Но сегодня, в душе побаиваясь встречи с сиятельными де Курзелями, она не хотела выглядеть простушкой. «Может, выбрать тот топ с блёстками, который был на мне, когда я познакомилась с Жан-Ивом? Или полупрозрачный свитер, под который можно надеть что-нибудь яркое? Или платье? Тётя бы, конечно, посоветовала маленькое чёрное платье, как у Одри Тоту45…»
Закончив с блинис, Настя немедленно пошла примерять наряды. Кажется, она немного поправилась за последнее время – нельзя же есть столько круассанов! К счастью, чёрное платье сидело безукоризненно – не хуже, чем на культовой французской актрисе.
– Анастазья, я пошёл в bureau de tabac46 – сигареты кончились, а Габриэль и Люк наверняка будут курить, – предупредил Жан-Ив. – Кстати, платье неплохое. Мне нравится!
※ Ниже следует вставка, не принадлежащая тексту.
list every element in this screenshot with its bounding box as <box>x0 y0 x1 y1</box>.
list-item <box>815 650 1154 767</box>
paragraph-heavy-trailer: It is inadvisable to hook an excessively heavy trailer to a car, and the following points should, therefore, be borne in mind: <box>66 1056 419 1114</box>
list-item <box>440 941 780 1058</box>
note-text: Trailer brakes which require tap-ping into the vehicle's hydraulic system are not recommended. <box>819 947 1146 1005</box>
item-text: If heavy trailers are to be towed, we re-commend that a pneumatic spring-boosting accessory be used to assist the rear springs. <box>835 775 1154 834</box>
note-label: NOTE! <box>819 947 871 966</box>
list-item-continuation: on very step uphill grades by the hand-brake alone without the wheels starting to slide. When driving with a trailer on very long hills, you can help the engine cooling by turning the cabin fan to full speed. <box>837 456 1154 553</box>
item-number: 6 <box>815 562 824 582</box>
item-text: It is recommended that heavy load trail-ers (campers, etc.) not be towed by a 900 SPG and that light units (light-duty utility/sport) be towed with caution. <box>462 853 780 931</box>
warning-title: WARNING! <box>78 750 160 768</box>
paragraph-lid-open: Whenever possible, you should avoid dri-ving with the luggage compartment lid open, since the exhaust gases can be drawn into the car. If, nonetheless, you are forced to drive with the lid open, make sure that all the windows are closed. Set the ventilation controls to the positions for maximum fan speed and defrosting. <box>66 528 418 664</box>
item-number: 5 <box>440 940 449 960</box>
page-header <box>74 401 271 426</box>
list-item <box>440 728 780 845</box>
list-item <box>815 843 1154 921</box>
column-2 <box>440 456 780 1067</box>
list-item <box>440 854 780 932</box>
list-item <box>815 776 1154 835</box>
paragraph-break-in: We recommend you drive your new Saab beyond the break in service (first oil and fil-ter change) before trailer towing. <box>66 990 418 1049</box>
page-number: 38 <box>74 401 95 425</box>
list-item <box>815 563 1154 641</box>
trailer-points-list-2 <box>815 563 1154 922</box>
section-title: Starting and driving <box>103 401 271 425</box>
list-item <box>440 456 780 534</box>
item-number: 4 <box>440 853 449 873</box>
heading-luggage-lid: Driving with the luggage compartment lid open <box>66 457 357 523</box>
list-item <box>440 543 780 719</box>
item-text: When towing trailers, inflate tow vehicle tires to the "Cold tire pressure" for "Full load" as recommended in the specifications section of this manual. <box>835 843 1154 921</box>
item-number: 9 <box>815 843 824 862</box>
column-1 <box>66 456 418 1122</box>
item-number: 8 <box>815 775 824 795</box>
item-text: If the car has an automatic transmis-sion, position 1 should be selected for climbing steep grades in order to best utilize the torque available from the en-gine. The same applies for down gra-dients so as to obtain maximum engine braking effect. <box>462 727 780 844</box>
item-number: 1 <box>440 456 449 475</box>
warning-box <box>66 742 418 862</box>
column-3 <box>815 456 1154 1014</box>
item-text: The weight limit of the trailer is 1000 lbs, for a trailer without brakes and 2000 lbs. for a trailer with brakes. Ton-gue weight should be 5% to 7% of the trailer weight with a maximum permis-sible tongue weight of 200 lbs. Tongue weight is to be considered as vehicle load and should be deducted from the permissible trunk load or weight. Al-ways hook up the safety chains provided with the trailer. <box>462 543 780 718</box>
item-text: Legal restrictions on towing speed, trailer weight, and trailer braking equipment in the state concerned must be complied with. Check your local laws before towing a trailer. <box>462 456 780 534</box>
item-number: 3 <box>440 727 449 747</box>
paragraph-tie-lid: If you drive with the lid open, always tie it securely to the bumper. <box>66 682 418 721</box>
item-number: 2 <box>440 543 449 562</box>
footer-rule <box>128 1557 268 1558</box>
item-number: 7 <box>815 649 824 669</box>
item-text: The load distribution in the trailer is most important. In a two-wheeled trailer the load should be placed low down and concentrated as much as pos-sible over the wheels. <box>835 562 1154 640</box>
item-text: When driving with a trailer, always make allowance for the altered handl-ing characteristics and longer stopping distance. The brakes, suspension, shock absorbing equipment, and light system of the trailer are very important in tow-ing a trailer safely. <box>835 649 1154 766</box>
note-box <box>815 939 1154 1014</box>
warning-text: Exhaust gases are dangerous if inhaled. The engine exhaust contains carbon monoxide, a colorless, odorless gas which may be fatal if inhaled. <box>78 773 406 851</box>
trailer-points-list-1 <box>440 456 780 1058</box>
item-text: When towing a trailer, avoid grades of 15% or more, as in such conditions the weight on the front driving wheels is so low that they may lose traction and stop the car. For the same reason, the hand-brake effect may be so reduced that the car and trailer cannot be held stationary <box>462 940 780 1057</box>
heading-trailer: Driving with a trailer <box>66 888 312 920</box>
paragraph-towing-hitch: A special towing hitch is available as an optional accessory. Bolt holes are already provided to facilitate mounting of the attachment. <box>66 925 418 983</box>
«Отлично, – подумала Настя. – Платье так платье!»
***
– Ça va?
– Да. А у тебя?
– Тоже ça va.
– Ты учишься или работаешь?
– Учусь. В Лионе. В магистратуре.
– Здорово. Лион – классный город. Тебе нравится?
– Нормально. Но в Париже лучше.
– А как тебе лионский Праздник света?
– Очень красиво!
– Супер. Ну ладно, твоё здоровье!
Очередной гость, приветливо улыбаясь Насте, воспроизводил один и тот же шаблонный разговор и решительно продвигался в сторону друзей со своим стаканчиком вина. Эти пластиковые стаканы… Жан-Ив объяснил ей, что использовать на вечеринках настоящую посуду не принято, но у неё не укладывалось в голове, что, снимая квартиру за тысячу евро в месяц, они подают гостям одноразовые вилки и тарелки!
Приём начался час назад, но у них уже было не протолкнуться: завалив кровать в спальне своими пальто, приглашённые с трудом умещались в обширной, но неудачно обставленной гостиной: казалось, хозяева квартиры питали нездоровую слабость к вычурным этажеркам и столикам в стиле ампир.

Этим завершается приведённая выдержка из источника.